Thrombendvenectomy for Organized Portal Vein Thrombosis at the Time of Liver Transplantation

Ernesto P Molmenti; Thomas W Roodhouse; Hebe Molmenti; Kshama Jaiswal; Ghap Jung; Shigeru Marubashi; Edmund Q Sanchez; Brian Gogel; Marlon F Levy; Robert M Goldstein; Carlos G Fasola; Eric E Elliott; Nevenka Bursac; David Mulligan; Thomas A Gonwa; Goran B Klintmalm

doi:10.1097/00000658-200202000-00019

. 2002 Feb;235(2):292–296. doi: 10.1097/00000658-200202000-00019

Thrombendvenectomy for Organized Portal Vein Thrombosis at the Time of Liver Transplantation

Ernesto P Molmenti ¹, Thomas W Roodhouse ¹, Hebe Molmenti ¹, Kshama Jaiswal ¹, Ghap Jung ¹, Shigeru Marubashi ¹, Edmund Q Sanchez ¹, Brian Gogel ¹, Marlon F Levy ¹, Robert M Goldstein ¹, Carlos G Fasola ¹, Eric E Elliott ¹, Nevenka Bursac ¹, David Mulligan ¹, Thomas A Gonwa ¹, Goran B Klintmalm ¹

PMCID: PMC1422428 PMID: 11807371

Abstract

Objective

To determine the efficacy of portal thrombendvenectomy in cases of portal vein thrombosis at the time of orthotopic liver transplantation.

Summary Background Data

Portal vein thrombosis (PVT) has been reported to have an incidence of 2% to 39% in end-stage liver disease. Multiple techniques have been suggested to treat this finding. Several reports have suggested suboptimal results after liver transplantation in recipients with PVT.

Methods

The authors prospectively collected data on 1,546 patients who underwent an initial orthotopic liver transplant at the authors’ institution between December 1984 and October 1999. There were 820 male patients and 726 female patients. All recipients received either cyclosporine or tacrolimus immunosuppression. Intraoperative flows of the portal vein and hepatic artery were routinely measured. Duplex sonography was routinely performed on the first postoperative day and routinely 1, 2, 5, and 10 years after transplantation. Eighty-five patients underwent thrombendvenectomy for organized thrombus partially or completely occluding the portal vein. Postoperative treatment included low-molecular-weight dextran for 48 hours and daily aspirin for 3 months. There were 53 male patients and 32 female patients. The PVT group was compared with a control group consisting of transplant recipients without PVT.

Results

When compared with the control group, PVT patients were older at the time of transplantation and had a higher incidence of liver disease secondary to cryptogenic cirrhosis and Laennec’s cirrhosis. There were no significant differences among both groups for 1-, 3-, and 6-year patient and graft survival rates.

Conclusions

Thrombendvenectomy provides a rapid resolution of an otherwise complex problem. It is the authors’ procedure of choice in cases of organized PVT at the time of transplantation. Operative time and length of stay in the intensive care unit are not prolonged, and patient and graft survival rates are not compromised.

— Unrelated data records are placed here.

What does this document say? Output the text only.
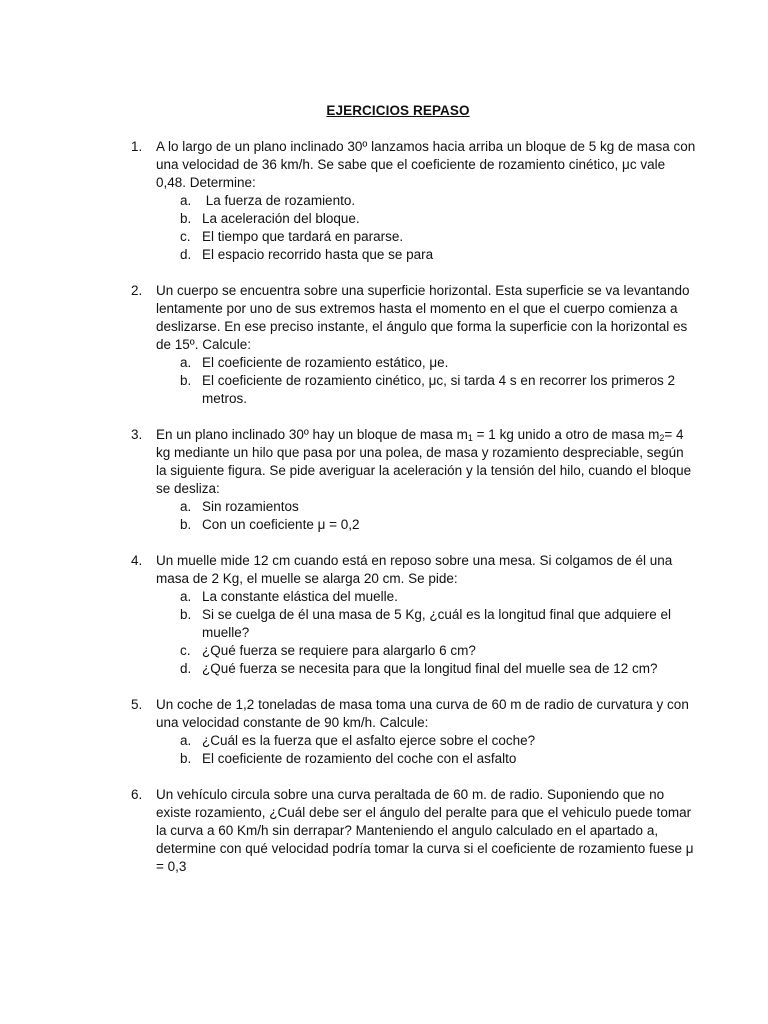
EJERCICIOS REPASO
1. A lo largo de un plano inclinado 30º lanzamos hacia arriba un bloque de 5 kg de masa con una velocidad de 36 km/h. Se sabe que el coeficiente de rozamiento cinético, μc vale 0,48. Determine:
a. La fuerza de rozamiento.
b. La aceleración del bloque.
c. El tiempo que tardará en pararse.
d. El espacio recorrido hasta que se para
2. Un cuerpo se encuentra sobre una superficie horizontal. Esta superficie se va levantando lentamente por uno de sus extremos hasta el momento en el que el cuerpo comienza a deslizarse. En ese preciso instante, el ángulo que forma la superficie con la horizontal es de 15º. Calcule:
a. El coeficiente de rozamiento estático, μe.
b. El coeficiente de rozamiento cinético, μc, si tarda 4 s en recorrer los primeros 2 metros.
3. En un plano inclinado 30º hay un bloque de masa $m_1 = 1$ kg unido a otro de masa $m_2= 4$ kg mediante un hilo que pasa por una polea, de masa y rozamiento despreciable, según la siguiente figura. Se pide averiguar la aceleración y la tensión del hilo, cuando el bloque se desliza:
a. Sin rozamientos
b. Con un coeficiente μ = 0,2
4. Un muelle mide 12 cm cuando está en reposo sobre una mesa. Si colgamos de él una masa de 2 Kg, el muelle se alarga 20 cm. Se pide:
a. La constante elástica del muelle.
b. Si se cuelga de él una masa de 5 Kg, ¿cuál es la longitud final que adquiere el muelle?
c. ¿Qué fuerza se requiere para alargarlo 6 cm?
d. ¿Qué fuerza se necesita para que la longitud final del muelle sea de 12 cm?
5. Un coche de 1,2 toneladas de masa toma una curva de 60 m de radio de curvatura y con una velocidad constante de 90 km/h. Calcule:
a. ¿Cuál es la fuerza que el asfalto ejerce sobre el coche?
b. El coeficiente de rozamiento del coche con el asfalto
6. Un vehículo circula sobre una curva peraltada de 60 m. de radio. Suponiendo que no existe rozamiento, ¿Cuál debe ser el ángulo del peralte para que el vehiculo puede tomar la curva a 60 Km/h sin derrapar? Manteniendo el angulo calculado en el apartado a, determine con qué velocidad podría tomar la curva si el coeficiente de rozamiento fuese μ = 0,3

Portal vein thrombosis (PVT) constitutes a technical impediment initially thought to be an absolute contraindication to orthotopic liver transplantation (OLTx). It is a well-recognized complication of end-stage liver disease, and its incidence is estimated to range from 2% to 19%, reaching as high as 39% in certain patient populations. ^1–8 Refinements in technique have allowed recipients with PVT to undergo transplantation. Despite these advances, several centers have reported suboptimal outcomes under these circumstances. To thrombectomize an acutely thrombosed vein is an immediate solution for any surgeon. However, the presence of an organized thrombus was for many years an indication for a venous conduit between the superior mesenteric vein, or some other mesenteric vein of significant size, and the portal vein. ^3,9–11 At Baylor University Medical Center we began to remove an organized thrombus by a technique mostly similar to thromboendarterectomy, where the intima is also removed. Thus, the thrombendvenectomy technique was developed. In this report we review our 15-year experience performing portal vein thrombendvenectomy at the time of liver transplantation in order to achieve adequate venous inflow to the hepatic allograft. We further evaluated the results of this series and compare them with other reports and with the outcome observed in recipients without PVT undergoing transplants at our institution.

METHODS

We prospectively collected data on 1,546 patients who underwent primary OLTx at Baylor University Medical Center between December 1984 and October 1999. There were 820 male patients and 726 female patients. All recipients were treated either with cyclosporine or tacrolimus-based immunosuppression. Intraoperative flows of the portal vein and hepatic artery were measured electromagnetically on a routine basis once hemostatic and thermal stability was reached. Duplex (real-time and Doppler) sonography was performed on the first postoperative day and during routine follow-up evaluations at 1, 2, 5, and 10 years after transplantation. Duplex sonography was repeated in all patients with postoperative liver dysfunction not explainable by liver biopsy. Eighty-five patients (5.5%) underwent thrombendvenectomy for organized thrombus within the portal vein and its tributaries. Ten (12%) of these patients had surgical portosystemic shunts constructed before transplantation.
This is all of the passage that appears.